1.1 Undertake a Brutally honest ‘Current BI State Strategic Workshop. Find out whare you currently are.

1.2 Understand where your business needs to be. Document their expectations and then design to meet their expectations

1.3 Get brutally honest findings with minimal interpretations, for unless we accept our current state of reality we may simply step into another fog.

Dos: ‘Without business in business intelligence, BI is dead” Gartner 2010

This statement was made by Gartner in 2010 and stands true from 1004 till date. Decisions enhancement and operational performance measures are not technical solutions but business ones.

The critical difference is between ‘Value’ and ‘BVA’, or Business Value Attainment.

The former is an external definition of value and what your business needs. It normally consists of generic measures that at best will make all companies working with the exact same method of measuring their business and its performance. No company will have any unique competitive differentiators.

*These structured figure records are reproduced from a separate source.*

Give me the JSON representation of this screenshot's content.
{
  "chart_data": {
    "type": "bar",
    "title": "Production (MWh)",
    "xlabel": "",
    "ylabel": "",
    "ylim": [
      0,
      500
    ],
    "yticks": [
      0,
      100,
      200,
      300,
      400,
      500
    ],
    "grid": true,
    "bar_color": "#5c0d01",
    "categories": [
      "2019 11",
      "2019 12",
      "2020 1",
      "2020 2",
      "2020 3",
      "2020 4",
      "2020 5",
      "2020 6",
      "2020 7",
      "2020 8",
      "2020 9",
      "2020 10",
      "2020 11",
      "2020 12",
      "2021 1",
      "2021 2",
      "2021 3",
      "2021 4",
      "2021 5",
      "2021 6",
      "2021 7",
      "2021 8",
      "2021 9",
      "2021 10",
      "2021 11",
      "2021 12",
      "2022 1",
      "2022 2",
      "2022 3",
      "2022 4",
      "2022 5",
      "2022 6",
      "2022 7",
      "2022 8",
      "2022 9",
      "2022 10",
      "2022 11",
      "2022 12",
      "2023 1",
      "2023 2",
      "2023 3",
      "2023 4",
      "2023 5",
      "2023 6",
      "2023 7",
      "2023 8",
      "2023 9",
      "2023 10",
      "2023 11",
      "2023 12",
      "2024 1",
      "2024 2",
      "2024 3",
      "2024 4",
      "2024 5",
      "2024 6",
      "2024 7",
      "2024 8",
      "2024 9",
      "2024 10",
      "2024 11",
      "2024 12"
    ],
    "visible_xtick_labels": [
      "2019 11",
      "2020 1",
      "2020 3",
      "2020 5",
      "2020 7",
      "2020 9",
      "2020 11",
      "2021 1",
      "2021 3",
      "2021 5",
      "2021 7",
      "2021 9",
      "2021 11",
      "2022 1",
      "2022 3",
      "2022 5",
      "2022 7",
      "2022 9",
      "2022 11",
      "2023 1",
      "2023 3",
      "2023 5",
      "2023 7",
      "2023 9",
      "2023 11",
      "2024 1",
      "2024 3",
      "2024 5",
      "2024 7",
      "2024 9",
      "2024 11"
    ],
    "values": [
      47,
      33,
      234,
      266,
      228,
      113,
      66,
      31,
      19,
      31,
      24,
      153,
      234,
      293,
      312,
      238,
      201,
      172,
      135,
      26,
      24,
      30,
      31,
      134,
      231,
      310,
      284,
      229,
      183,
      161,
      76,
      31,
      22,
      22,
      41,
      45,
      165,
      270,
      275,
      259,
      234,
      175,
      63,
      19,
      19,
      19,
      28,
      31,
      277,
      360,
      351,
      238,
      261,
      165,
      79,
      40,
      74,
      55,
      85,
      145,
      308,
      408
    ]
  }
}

BVA on the other hand is an internal and professional method of understanding your business expectations and your unique competitive advantages

Tres: Take HP’s 2x2 hour Executive Stakeholder training for HANA

Understand your weaknesses: We are used to working on our strengths. However, in BI it is critical to understand that the CIO, CFO, VP Sales, VP Procurement, i.e. your Key Stakeholders know little or nothing of SAP HANA or how to undertake a professional selection. Use the 2 x 2 hour HANA executive workshop

Strengthen your weaknesses: The workshop is basically a 2 hour session that comes with checklists and documents that can be used by non-IT stakeholders to verify that the selection process. The second 2 hour is to actually assist the team fill the checklists in a professional manner. It empowers stakeholders to undertake strategically professionally decisions.